The fact is the world remains a dangerous place, filled with dangerous, aggressive characters. Canada does remain splendidly isolated (if you don’t count the bits, actually quite a lot of it, that can be accessed by foreign computers). But, unlike the Americans, we think of ourselves as engaged, involved, committed, responsibly globally-minded, never isolationist. And yet we step up to our obligations with a decidedly ambivalent view of hard power and its uses. Our political left believes the Americans use hard power too much, which may well be true, and concludes that we should never use it at all. And so we don’t really need weapons. Or a military.
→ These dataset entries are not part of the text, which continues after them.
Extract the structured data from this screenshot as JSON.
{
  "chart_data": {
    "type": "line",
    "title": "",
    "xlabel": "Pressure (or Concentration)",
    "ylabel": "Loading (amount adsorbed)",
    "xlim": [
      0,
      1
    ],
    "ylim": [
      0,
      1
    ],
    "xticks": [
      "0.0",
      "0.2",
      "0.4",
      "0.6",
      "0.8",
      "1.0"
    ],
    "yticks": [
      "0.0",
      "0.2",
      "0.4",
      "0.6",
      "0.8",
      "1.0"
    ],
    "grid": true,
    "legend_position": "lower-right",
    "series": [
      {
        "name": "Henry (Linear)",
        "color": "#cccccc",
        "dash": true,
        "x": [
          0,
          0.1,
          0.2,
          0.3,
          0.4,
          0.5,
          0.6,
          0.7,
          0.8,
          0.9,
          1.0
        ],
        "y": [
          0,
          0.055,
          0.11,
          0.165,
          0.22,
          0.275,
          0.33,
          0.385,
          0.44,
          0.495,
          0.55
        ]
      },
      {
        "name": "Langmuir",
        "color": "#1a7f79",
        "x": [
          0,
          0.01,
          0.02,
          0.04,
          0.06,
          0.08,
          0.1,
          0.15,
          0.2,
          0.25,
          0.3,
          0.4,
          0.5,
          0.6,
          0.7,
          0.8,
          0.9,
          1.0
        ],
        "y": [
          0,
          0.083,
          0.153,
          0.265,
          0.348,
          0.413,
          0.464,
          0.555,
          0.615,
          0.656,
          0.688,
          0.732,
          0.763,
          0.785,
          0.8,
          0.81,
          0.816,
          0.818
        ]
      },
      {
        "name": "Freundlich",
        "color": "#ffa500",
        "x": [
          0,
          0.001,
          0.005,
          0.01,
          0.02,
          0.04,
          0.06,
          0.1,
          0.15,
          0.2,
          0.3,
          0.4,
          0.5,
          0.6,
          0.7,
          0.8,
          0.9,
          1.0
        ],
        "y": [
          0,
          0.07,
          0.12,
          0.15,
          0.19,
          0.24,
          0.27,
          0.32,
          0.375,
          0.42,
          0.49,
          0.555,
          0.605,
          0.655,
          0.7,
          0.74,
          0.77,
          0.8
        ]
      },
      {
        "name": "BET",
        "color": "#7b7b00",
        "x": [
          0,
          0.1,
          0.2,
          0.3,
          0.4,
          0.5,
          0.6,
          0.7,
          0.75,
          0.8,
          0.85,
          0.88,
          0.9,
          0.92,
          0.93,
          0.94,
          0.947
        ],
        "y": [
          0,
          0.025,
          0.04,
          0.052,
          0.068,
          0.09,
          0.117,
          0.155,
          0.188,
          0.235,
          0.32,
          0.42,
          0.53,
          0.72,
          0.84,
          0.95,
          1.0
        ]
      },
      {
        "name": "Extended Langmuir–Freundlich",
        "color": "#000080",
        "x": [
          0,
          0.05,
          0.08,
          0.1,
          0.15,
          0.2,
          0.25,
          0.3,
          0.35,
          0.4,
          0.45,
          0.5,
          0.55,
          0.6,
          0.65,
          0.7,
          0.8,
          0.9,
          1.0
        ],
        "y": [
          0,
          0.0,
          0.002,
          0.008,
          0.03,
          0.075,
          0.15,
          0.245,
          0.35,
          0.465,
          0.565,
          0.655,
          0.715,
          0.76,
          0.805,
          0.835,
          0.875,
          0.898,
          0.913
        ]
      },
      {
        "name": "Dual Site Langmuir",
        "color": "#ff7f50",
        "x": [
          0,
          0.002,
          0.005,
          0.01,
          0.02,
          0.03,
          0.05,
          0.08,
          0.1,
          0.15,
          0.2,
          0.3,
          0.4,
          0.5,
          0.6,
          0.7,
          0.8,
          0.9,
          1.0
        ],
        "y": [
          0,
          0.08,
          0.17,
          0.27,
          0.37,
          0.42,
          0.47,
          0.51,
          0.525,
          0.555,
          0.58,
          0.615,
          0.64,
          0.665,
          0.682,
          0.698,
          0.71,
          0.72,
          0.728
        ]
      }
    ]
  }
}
People not on the hard left have no predisposition against an effective Canadian fighting force but far too often see it mainly as an economic milch cow. The blue-chip Conseil des relations internationales de Montréal recently offered a lunchtime talk by Defence Minister Bill Blair on the subject of getting involved in the defence of Canada — a good subject for a defence minister. Except he was accompanied by the ubiquitous François-Philippe Champagne, minister of innovation, science and industry. And the pitch for the session was, roughly translated, “Investment in defence in coming years is an interesting tool for economic growth. What we’ve done in batteries and electric vehicles we can also do in the defence sector.” Ka-ching, ka-ching.

As an economist, I’m hardly opposed to people making profits. But when the government runs the military half as industrial policy, and spends tens of billions of dollars, not to produce the most lethal and dangerous fighting force possible, but to satisfy minister-industrialists’ visions of how to build a leading-edge new economy, one also larded over with the porcine requirements of successful electoral politics, it is hard to believe whatever emerges will deter actual or potential enemies.

If Canadian boys, and now girls, too, running across beaches under enemy fire have only our military’s great economic multiplier statistics to fire back with, well, God help them — and also damn us for letting that happen.